# The Black Wolf



## Brindle (Aug 30, 2009)

OK, so it's not going to win a Pulitzer, but at least it comes from the heart. Wrote this this morning sitting by the ocean....



There's a black wolf in the forest
Standing behind that tree
I think I saw him yesterday
I think he's waiting for me

He's always in the shadows
He's been there all along.
And in my quiet moments
I can hear him sing this song,

"Everything is replaceable
Everyone interchangeable
Nothing you can say or do
Will keep the black wolf from your throat."

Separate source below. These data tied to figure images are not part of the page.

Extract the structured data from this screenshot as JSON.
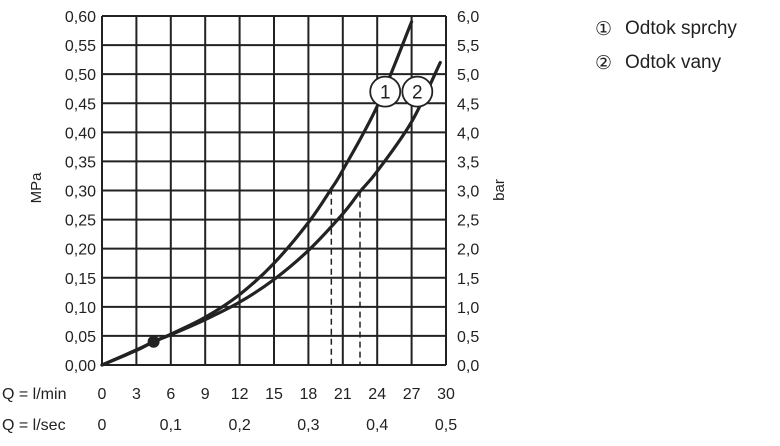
{
  "chart_data": {
    "type": "line",
    "x_unit_label": "Q = l/min",
    "x_ticks": [
      "0",
      "3",
      "6",
      "9",
      "12",
      "15",
      "18",
      "21",
      "24",
      "27",
      "30"
    ],
    "x2_unit_label": "Q = l/sec",
    "x2_ticks": [
      "0",
      "0,1",
      "0,2",
      "0,3",
      "0,4",
      "0,5"
    ],
    "xlim": [
      0,
      30
    ],
    "ylabel": "MPa",
    "y_ticks": [
      "0,00",
      "0,05",
      "0,10",
      "0,15",
      "0,20",
      "0,25",
      "0,30",
      "0,35",
      "0,40",
      "0,45",
      "0,50",
      "0,55",
      "0,60"
    ],
    "ylim": [
      0,
      0.6
    ],
    "y2label": "bar",
    "y2_ticks": [
      "0,0",
      "0,5",
      "1,0",
      "1,5",
      "2,0",
      "2,5",
      "3,0",
      "3,5",
      "4,0",
      "4,5",
      "5,0",
      "5,5",
      "6,0"
    ],
    "grid": true,
    "legend_position": "top-right",
    "series": [
      {
        "name": "Odtok sprchy",
        "marker": "1",
        "x": [
          0,
          3,
          4.5,
          6,
          9,
          12,
          15,
          18,
          20,
          21,
          24,
          27
        ],
        "y": [
          0,
          0.025,
          0.04,
          0.053,
          0.082,
          0.121,
          0.175,
          0.245,
          0.303,
          0.335,
          0.445,
          0.59
        ]
      },
      {
        "name": "Odtok vany",
        "marker": "2",
        "x": [
          0,
          3,
          4.5,
          6,
          9,
          12,
          15,
          18,
          21,
          22.5,
          24,
          27,
          29.5
        ],
        "y": [
          0,
          0.026,
          0.04,
          0.052,
          0.078,
          0.108,
          0.147,
          0.197,
          0.26,
          0.298,
          0.333,
          0.418,
          0.52
        ]
      }
    ],
    "annotations": {
      "operating_point": {
        "x": 4.5,
        "y": 0.04
      },
      "dashed_drops": [
        {
          "x": 20,
          "y": 0.303
        },
        {
          "x": 22.5,
          "y": 0.298
        }
      ]
    }
  },
  "colors": {
    "line": "#222222",
    "grid": "#222222",
    "background": "#ffffff"
  },
  "legend": {
    "items": [
      {
        "marker": "①",
        "label": "Odtok sprchy"
      },
      {
        "marker": "②",
        "label": "Odtok vany"
      }
    ]
  }
}
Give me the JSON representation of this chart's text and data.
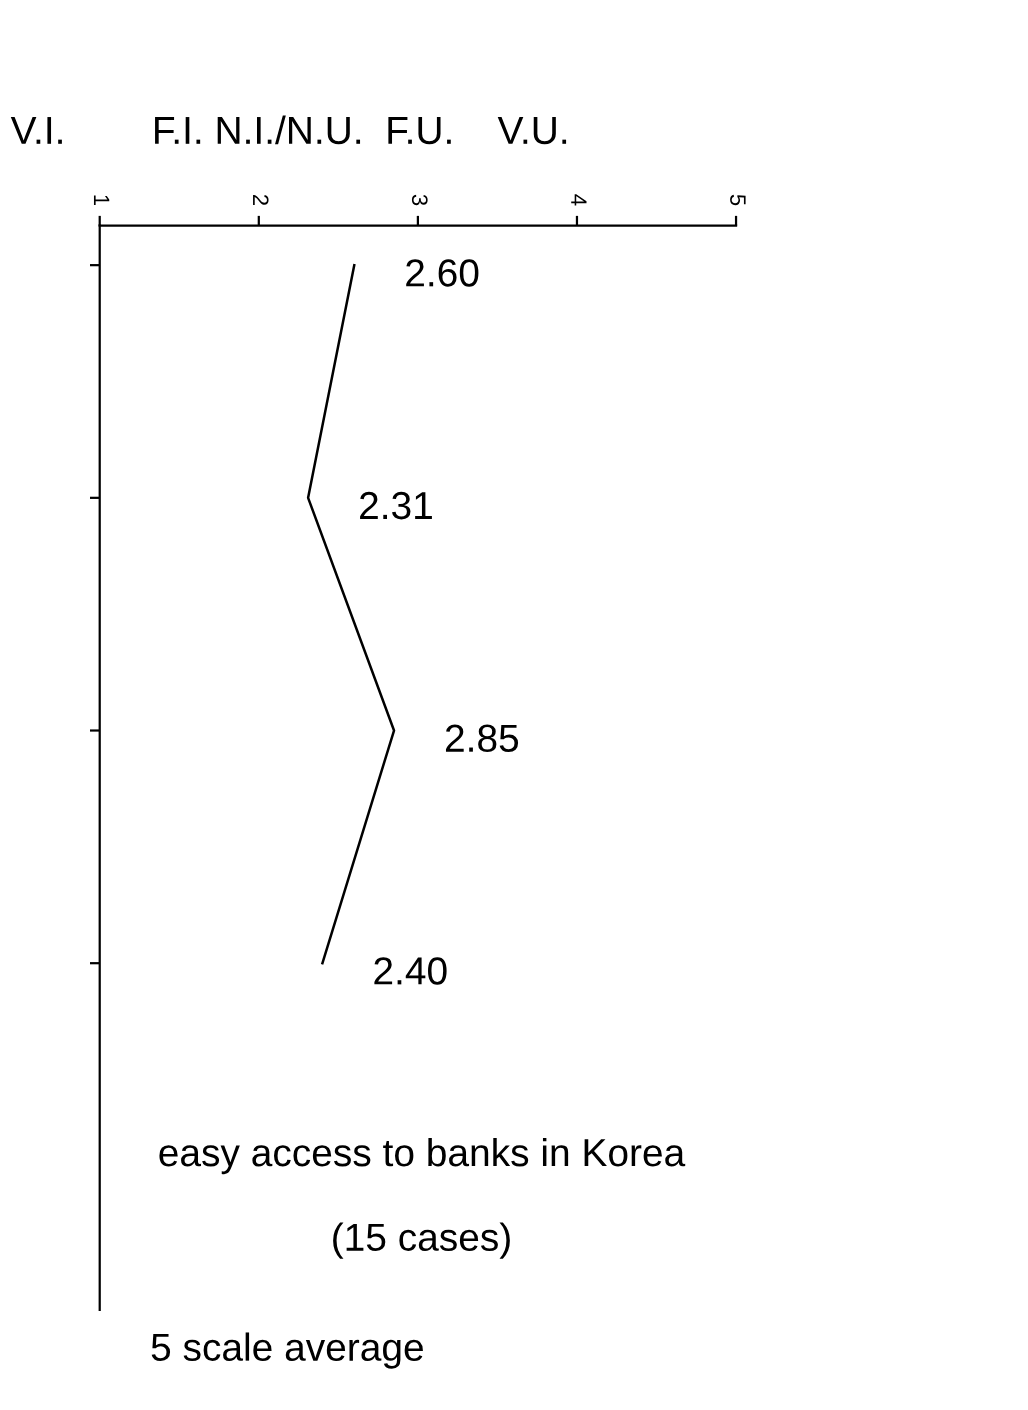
{
  "chart_data": {
    "type": "line",
    "orientation": "horizontal",
    "title": "easy access to banks in Korea",
    "subtitle": "(15 cases)",
    "xlabel": "V.I.        F.I. N.I./N.U.  F.U.    V.U.",
    "categories": [
      null,
      null,
      null,
      null
    ],
    "series": [
      {
        "color": "#000000",
        "values": [
          2.6,
          2.31,
          2.85,
          2.4
        ]
      }
    ],
    "value_labels": [
      "2.60",
      "2.31",
      "2.85",
      "2.40"
    ],
    "xlim": [
      1,
      5
    ],
    "xticks": [
      1,
      2,
      3,
      4,
      5
    ],
    "annotations": [
      "5 scale average"
    ],
    "grid": false,
    "legend": false,
    "marker": "none",
    "line_style": "solid"
  }
}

I've tried to shake him off my tail
I've tried to hide my scent
When you said that we're forever
Did you realize what that meant?

My mind is all twisted up inside
My soul burning to be free
This body is a cruel joke
That someone's played on me

Everything is replaceable
Everyone interchangeable
Nothing I can say or do
Will keep the black wolf from my throat

He's getting so much closer now
I can feel his hot, sweet breath
And I am just so tired of running
That I sit down to wait for death

He steps into the clearing
I meet his gaze with head held high
When I finally feel his jaws around me
I no longer care the reasons why

Everything is replaceable
Everyone interchangeable
Nothing I want to say or do
To keep the black wolf from my throat.

8/30/09


----------



## TheKyleIsHere (Aug 30, 2009)

Wrong section there, sir -__Q


----------



## Brindle (Aug 30, 2009)

then move it

or delete it

I don't care


----------



## Tanzenlicht (Aug 31, 2009)

Technically it doesn't specify visual artists, but writers do tend to stay in their bloq.

I thought for sure this was going to be about the sheer number of people with a black wolf fursona wandering around the requests area asking for free art.  This is also the wrong section for that.


----------



## CrazyWolfGuy (Sep 1, 2009)

*pukes*

It sounds really good ;3


----------



## Alekz (Sep 13, 2009)

Very well written, with excellent imagery.  Reminds me a bit of 1984 where halfway through you know how it's gonna end, but you keep reading and hope that you're wrong.  Then you aren't wrong and you feel sad, which I'm sure is part of the point.


----------